Remix.run Logo
Show HN: Latex-wc – Word count and word frequency for LaTeX projects(github.com)
10 points by sethbarrettAU 3 days ago | 7 comments

I was revising my proposal defense and kept feeling like I was repeating the same term. In a typical LaTeX project split across many .tex files, it’s awkward to get a quick, clean word-frequency view without gluing everything together or counting LaTeX commands/math as “words”.

So I built latex-wc, a small Python CLI that:

- extracts tokens from LaTeX while ignoring common LaTeX “noise” (commands, comments, math, refs/cites, etc.)

- can take a single .tex file or a directory and recursively scan all *.tex files

- prints a combined report once (total words, unique words, top-N frequencies)

Fastest way to try it is `uvx latex-wc [path]` (file or directory).
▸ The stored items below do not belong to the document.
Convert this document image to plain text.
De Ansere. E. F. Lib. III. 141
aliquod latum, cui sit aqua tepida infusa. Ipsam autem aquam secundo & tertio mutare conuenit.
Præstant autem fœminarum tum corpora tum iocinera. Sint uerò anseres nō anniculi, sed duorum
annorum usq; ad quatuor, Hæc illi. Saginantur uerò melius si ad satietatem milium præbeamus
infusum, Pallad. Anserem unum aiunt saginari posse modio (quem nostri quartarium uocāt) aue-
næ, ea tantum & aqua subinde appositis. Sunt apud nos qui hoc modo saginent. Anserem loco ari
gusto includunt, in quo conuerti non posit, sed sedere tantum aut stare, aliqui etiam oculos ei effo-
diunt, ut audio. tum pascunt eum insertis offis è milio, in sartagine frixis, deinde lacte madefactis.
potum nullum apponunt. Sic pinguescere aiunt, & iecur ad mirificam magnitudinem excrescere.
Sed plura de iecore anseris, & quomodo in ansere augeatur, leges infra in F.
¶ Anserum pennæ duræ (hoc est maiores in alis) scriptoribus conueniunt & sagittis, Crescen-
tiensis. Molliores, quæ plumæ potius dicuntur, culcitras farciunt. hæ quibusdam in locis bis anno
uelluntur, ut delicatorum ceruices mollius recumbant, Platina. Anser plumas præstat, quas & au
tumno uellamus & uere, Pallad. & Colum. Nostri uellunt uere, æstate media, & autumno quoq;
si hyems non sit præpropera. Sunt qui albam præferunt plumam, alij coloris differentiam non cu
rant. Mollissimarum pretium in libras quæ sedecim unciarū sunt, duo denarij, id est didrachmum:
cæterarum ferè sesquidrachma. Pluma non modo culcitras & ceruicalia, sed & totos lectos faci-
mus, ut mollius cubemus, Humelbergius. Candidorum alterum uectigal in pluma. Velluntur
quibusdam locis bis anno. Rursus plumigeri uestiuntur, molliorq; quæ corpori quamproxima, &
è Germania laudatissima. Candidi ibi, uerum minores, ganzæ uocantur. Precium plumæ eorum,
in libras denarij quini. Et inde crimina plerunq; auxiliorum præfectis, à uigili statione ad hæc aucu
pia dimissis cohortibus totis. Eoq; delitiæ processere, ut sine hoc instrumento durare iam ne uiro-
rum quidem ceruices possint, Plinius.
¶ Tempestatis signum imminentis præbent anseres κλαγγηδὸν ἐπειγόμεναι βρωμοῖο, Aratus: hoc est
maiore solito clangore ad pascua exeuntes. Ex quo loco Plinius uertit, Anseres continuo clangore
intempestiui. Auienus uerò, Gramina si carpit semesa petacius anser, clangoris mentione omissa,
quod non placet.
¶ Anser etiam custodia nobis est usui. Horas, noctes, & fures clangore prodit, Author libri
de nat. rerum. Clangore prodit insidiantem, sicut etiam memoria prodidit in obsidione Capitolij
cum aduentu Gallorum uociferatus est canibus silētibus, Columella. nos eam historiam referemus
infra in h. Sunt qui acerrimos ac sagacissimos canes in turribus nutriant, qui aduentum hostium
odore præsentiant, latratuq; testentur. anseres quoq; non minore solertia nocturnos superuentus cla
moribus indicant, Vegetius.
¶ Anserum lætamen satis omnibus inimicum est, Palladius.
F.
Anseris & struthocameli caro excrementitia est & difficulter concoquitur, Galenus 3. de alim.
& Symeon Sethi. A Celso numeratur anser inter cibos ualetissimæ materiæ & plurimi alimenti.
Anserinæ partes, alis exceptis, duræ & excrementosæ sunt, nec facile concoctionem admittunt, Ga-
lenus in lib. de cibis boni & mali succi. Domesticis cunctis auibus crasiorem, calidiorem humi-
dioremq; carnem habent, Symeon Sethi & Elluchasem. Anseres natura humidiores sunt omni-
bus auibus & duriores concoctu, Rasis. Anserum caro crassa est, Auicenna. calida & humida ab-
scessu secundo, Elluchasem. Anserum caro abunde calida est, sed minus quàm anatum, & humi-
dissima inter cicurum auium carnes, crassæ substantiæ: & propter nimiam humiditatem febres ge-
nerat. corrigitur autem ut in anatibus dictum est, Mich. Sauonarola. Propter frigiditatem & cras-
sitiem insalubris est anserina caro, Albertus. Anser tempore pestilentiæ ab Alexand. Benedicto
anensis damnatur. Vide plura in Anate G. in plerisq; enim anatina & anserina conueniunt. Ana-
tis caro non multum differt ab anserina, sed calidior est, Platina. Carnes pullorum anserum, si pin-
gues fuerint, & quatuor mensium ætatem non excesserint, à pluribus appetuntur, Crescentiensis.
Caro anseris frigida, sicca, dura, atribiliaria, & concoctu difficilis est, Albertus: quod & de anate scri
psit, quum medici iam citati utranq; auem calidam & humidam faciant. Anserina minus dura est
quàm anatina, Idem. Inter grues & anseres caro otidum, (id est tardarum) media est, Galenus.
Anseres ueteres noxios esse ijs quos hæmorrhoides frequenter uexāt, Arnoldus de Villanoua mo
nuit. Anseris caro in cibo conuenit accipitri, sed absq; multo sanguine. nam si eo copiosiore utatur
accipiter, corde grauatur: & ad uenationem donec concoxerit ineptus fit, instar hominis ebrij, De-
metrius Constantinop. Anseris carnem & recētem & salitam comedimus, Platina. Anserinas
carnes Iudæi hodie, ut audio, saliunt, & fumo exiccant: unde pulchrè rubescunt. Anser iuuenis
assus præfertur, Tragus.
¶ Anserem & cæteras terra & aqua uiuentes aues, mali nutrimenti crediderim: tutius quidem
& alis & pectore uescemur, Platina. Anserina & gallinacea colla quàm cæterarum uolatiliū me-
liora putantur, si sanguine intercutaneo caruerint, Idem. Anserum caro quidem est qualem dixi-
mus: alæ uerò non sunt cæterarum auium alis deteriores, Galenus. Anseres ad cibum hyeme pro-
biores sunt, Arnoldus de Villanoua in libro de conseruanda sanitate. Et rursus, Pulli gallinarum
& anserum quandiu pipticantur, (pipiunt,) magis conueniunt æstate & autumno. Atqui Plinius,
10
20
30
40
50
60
Feedback welcome, especially on edge cases where you think the heuristic filters are too aggressive or not aggressive enough.

gucci-on-fleek a day ago | parent | next [-]

Are you aware of the "texcount" program [0] that's distributed with TeX Live by default?

[0]: https://ctan.org/pkg/texcount?lang=en

mci a day ago | parent | prev | next [-]

  detex "$@" | wc
  detex "$@" | tr -cs '[:alnum:]' '\n' | grep . | tr '[:upper:]' '[:lower:]' | sort | uniq -c | sort -rn
dang 3 days ago | parent | prev [-]

We need a link!

jxmesth 3 days ago | parent [-]

I think it's this - https://www.piwheels.org/project/latex-wc/

dang 2 days ago | parent [-]

Added above. Thanks!

elashri 2 days ago | parent [-]

I think the link to source code repository would be better

https://github.com/sethbarrett50/LaTeX-wc

dang a day ago | parent [-]

Changed to that. Thanks!